Saturday, 23 July 2011

Haggerston Gas Works

Gas holder by the Regent's canal
It was only a few days ago that the Guardian published an editorial in praise of gasometers. This was followed in a later edition of the paper by a letter pointing out that the name is a misnomer because these great, expandable storage tanks are not for measuring. Apparently this objection was raised as long ago as 1805 by John Southern who was an engineer for the Boulton and Watt Company. He is reported to have written: "I do not like the name, for it is not a meter. You may as well call a pool a hydrometer".


Two gas holders in Haggerston
Walking along the canal today I passed the frameworks surrounding the 'gasometers' left over from the Haggerston Imperial Gas Company. I am old enough to have visited a working coal-gas plant when I was at school in Rugby.
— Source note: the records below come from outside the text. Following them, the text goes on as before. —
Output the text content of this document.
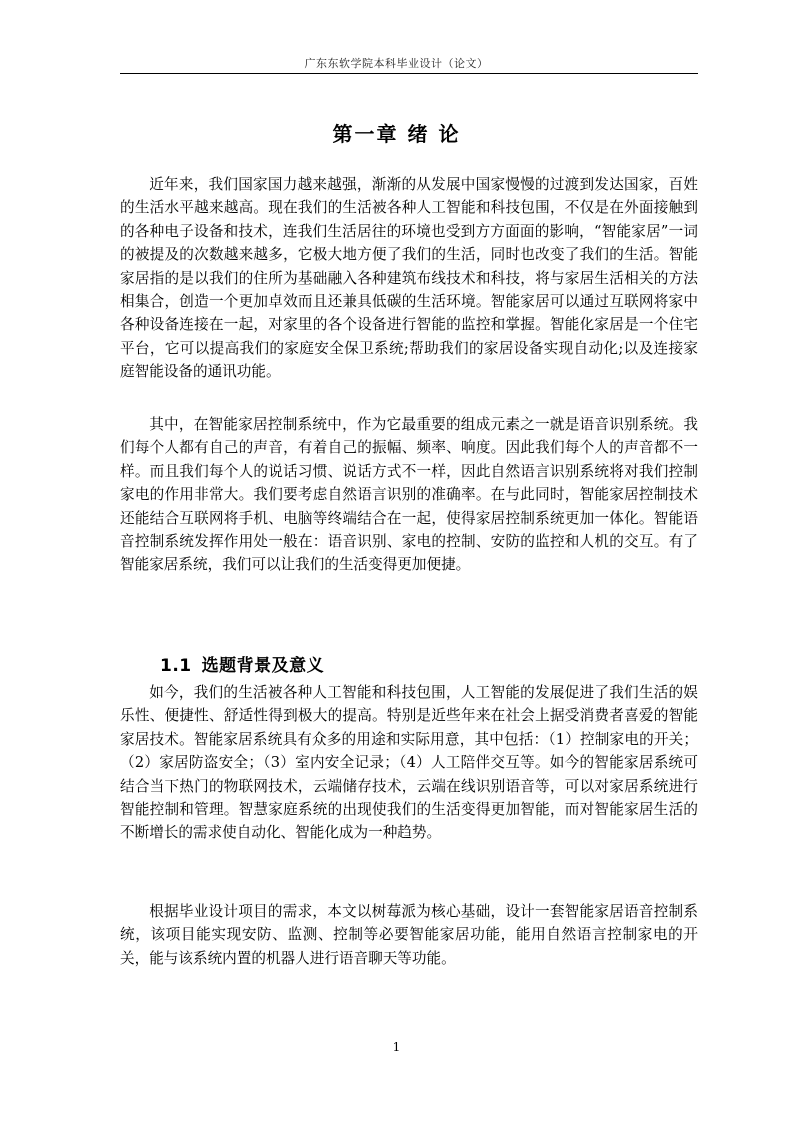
广东东软学院本科毕业设计（论文）
第一章 绪 论

近年来，我们国家国力越来越强，渐渐的从发展中国家慢慢的过渡到发达国家，百姓的生活水平越来越高。现在我们的生活被各种人工智能和科技包围，不仅是在外面接触到的各种电子设备和技术，连我们生活居往的环境也受到方方面面的影响，“智能家居”一词的被提及的次数越来越多，它极大地方便了我们的生活，同时也改变了我们的生活。智能家居指的是以我们的住所为基础融入各种建筑布线技术和科技，将与家居生活相关的方法相集合，创造一个更加卓效而且还兼具低碳的生活环境。智能家居可以通过互联网将家中各种设备连接在一起，对家里的各个设备进行智能的监控和掌握。智能化家居是一个住宅平台，它可以提高我们的家庭安全保卫系统;帮助我们的家居设备实现自动化;以及连接家庭智能设备的通讯功能。

其中，在智能家居控制系统中，作为它最重要的组成元素之一就是语音识别系统。我们每个人都有自己的声音，有着自己的振幅、频率、响度。因此我们每个人的声音都不一样。而且我们每个人的说话习惯、说话方式不一样，因此自然语言识别系统将对我们控制家电的作用非常大。我们要考虑自然语言识别的准确率。在与此同时，智能家居控制技术还能结合互联网将手机、电脑等终端结合在一起，使得家居控制系统更加一体化。智能语音控制系统发挥作用处一般在：语音识别、家电的控制、安防的监控和人机的交互。有了智能家居系统，我们可以让我们的生活变得更加便捷。

1.1 选题背景及意义

如今，我们的生活被各种人工智能和科技包围，人工智能的发展促进了我们生活的娱乐性、便捷性、舒适性得到极大的提高。特别是近些年来在社会上据受消费者喜爱的智能家居技术。智能家居系统具有众多的用途和实际用意，其中包括：（1）控制家电的开关；（2）家居防盗安全；（3）室内安全记录；（4）人工陪伴交互等。如今的智能家居系统可结合当下热门的物联网技术，云端储存技术，云端在线识别语音等，可以对家居系统进行智能控制和管理。智慧家庭系统的出现使我们的生活变得更加智能，而对智能家居生活的不断增长的需求使自动化、智能化成为一种趋势。

根据毕业设计项目的需求，本文以树莓派为核心基础，设计一套智能家居语音控制系统，该项目能实现安防、监测、控制等必要智能家居功能，能用自然语言控制家电的开关，能与该系统内置的机器人进行语音聊天等功能。

1
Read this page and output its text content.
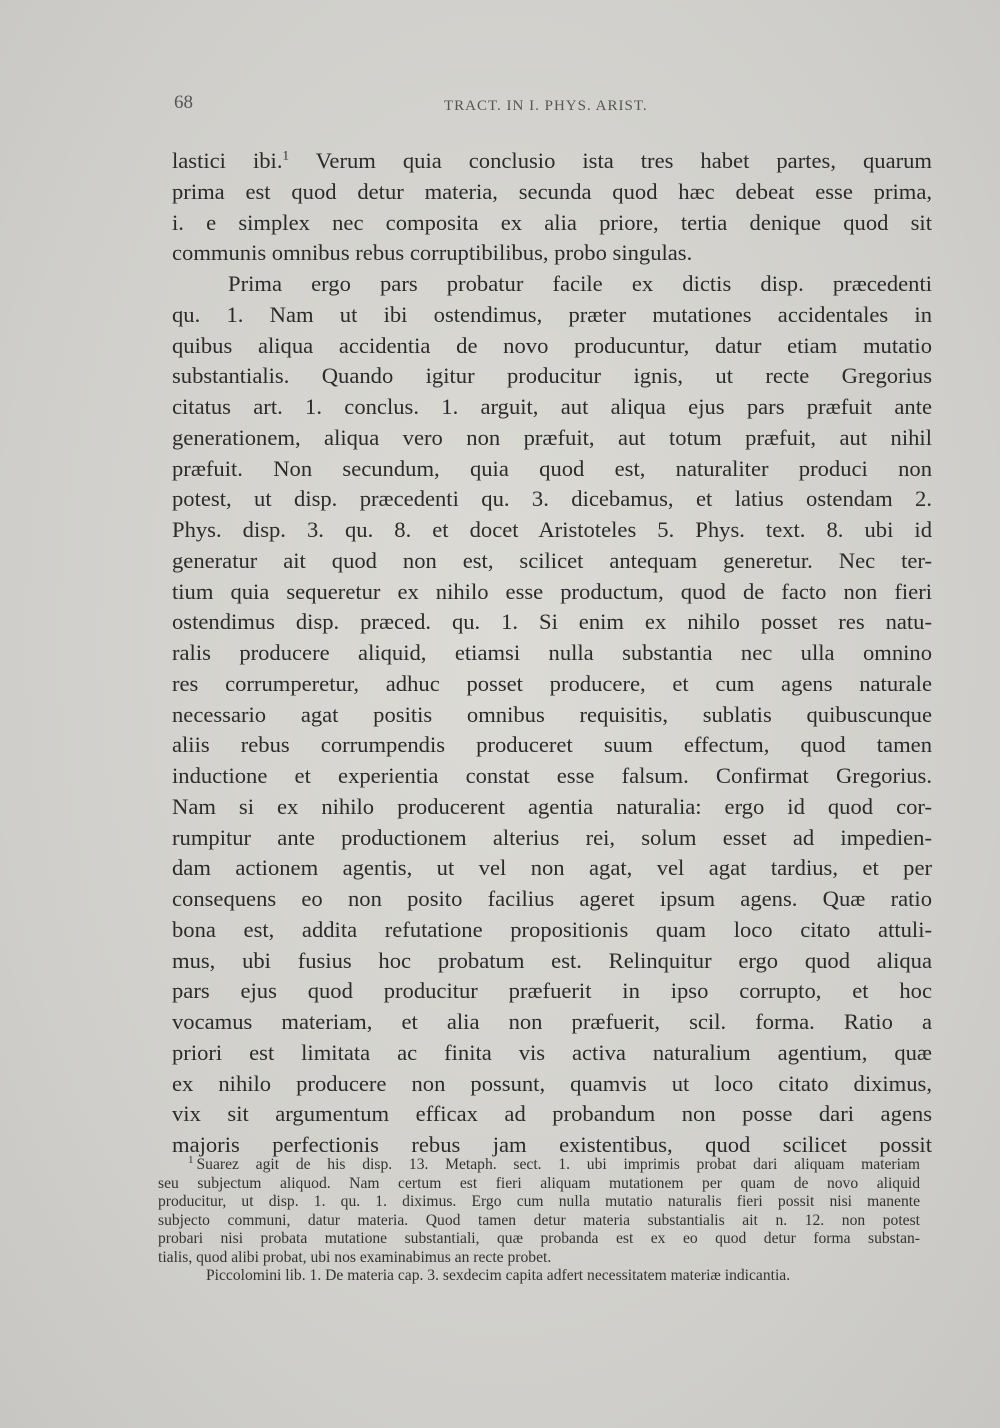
68	TRACT. IN I. PHYS. ARIST.
lastici ibi.$^1$ Verum quia conclusio ista tres habet partes, quarum
prima est quod detur materia, secunda quod hæc debeat esse prima,
i. e simplex nec composita ex alia priore, tertia denique quod sit
communis omnibus rebus corruptibilibus, probo singulas.
Prima ergo pars probatur facile ex dictis disp. præcedenti
qu. 1. Nam ut ibi ostendimus, præter mutationes accidentales in
quibus aliqua accidentia de novo producuntur, datur etiam mutatio
substantialis. Quando igitur producitur ignis, ut recte Gregorius
citatus art. 1. conclus. 1. arguit, aut aliqua ejus pars præfuit ante
generationem, aliqua vero non præfuit, aut totum præfuit, aut nihil
præfuit. Non secundum, quia quod est, naturaliter produci non
potest, ut disp. præcedenti qu. 3. dicebamus, et latius ostendam 2.
Phys. disp. 3. qu. 8. et docet Aristoteles 5. Phys. text. 8. ubi id
generatur ait quod non est, scilicet antequam generetur. Nec ter-
tium quia sequeretur ex nihilo esse productum, quod de facto non fieri
ostendimus disp. præced. qu. 1. Si enim ex nihilo posset res natu-
ralis producere aliquid, etiamsi nulla substantia nec ulla omnino
res corrumperetur, adhuc posset producere, et cum agens naturale
necessario agat positis omnibus requisitis, sublatis quibuscunque
aliis rebus corrumpendis produceret suum effectum, quod tamen
inductione et experientia constat esse falsum. Confirmat Gregorius.
Nam si ex nihilo producerent agentia naturalia: ergo id quod cor-
rumpitur ante productionem alterius rei, solum esset ad impedien-
dam actionem agentis, ut vel non agat, vel agat tardius, et per
consequens eo non posito facilius ageret ipsum agens. Quæ ratio
bona est, addita refutatione propositionis quam loco citato attuli-
mus, ubi fusius hoc probatum est. Relinquitur ergo quod aliqua
pars ejus quod producitur præfuerit in ipso corrupto, et hoc
vocamus materiam, et alia non præfuerit, scil. forma. Ratio a
priori est limitata ac finita vis activa naturalium agentium, quæ
ex nihilo producere non possunt, quamvis ut loco citato diximus,
vix sit argumentum efficax ad probandum non posse dari agens
majoris perfectionis rebus jam existentibus, quod scilicet possit
$^1$ Suarez agit de his disp. 13. Metaph. sect. 1. ubi imprimis probat dari aliquam materiam
seu subjectum aliquod. Nam certum est fieri aliquam mutationem per quam de novo aliquid
producitur, ut disp. 1. qu. 1. diximus. Ergo cum nulla mutatio naturalis fieri possit nisi manente
subjecto communi, datur materia. Quod tamen detur materia substantialis ait n. 12. non potest
probari nisi probata mutatione substantiali, quæ probanda est ex eo quod detur forma substan-
tialis, quod alibi probat, ubi nos examinabimus an recte probet.
Piccolomini lib. 1. De materia cap. 3. sexdecim capita adfert necessitatem materiæ indicantia.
The smell all around the plant was particularly foul with a mixture of tarry and sulfurous fumes. 


BBC news article dated 1999 describes how 'gasometers' work and explains why they are no longer needed because equivalent amounts of gas can now be stored in pipelines under pressure. Apparently Transco was planning to dismantle pretty well all gas holders in the ten following years, but clearly this has not happened. This article suggested that the name 'gasometer' is based on the fact that the more gas they hold, the bigger they are. In other words, the height of the storage tanks is a measure of the volume of gas stored.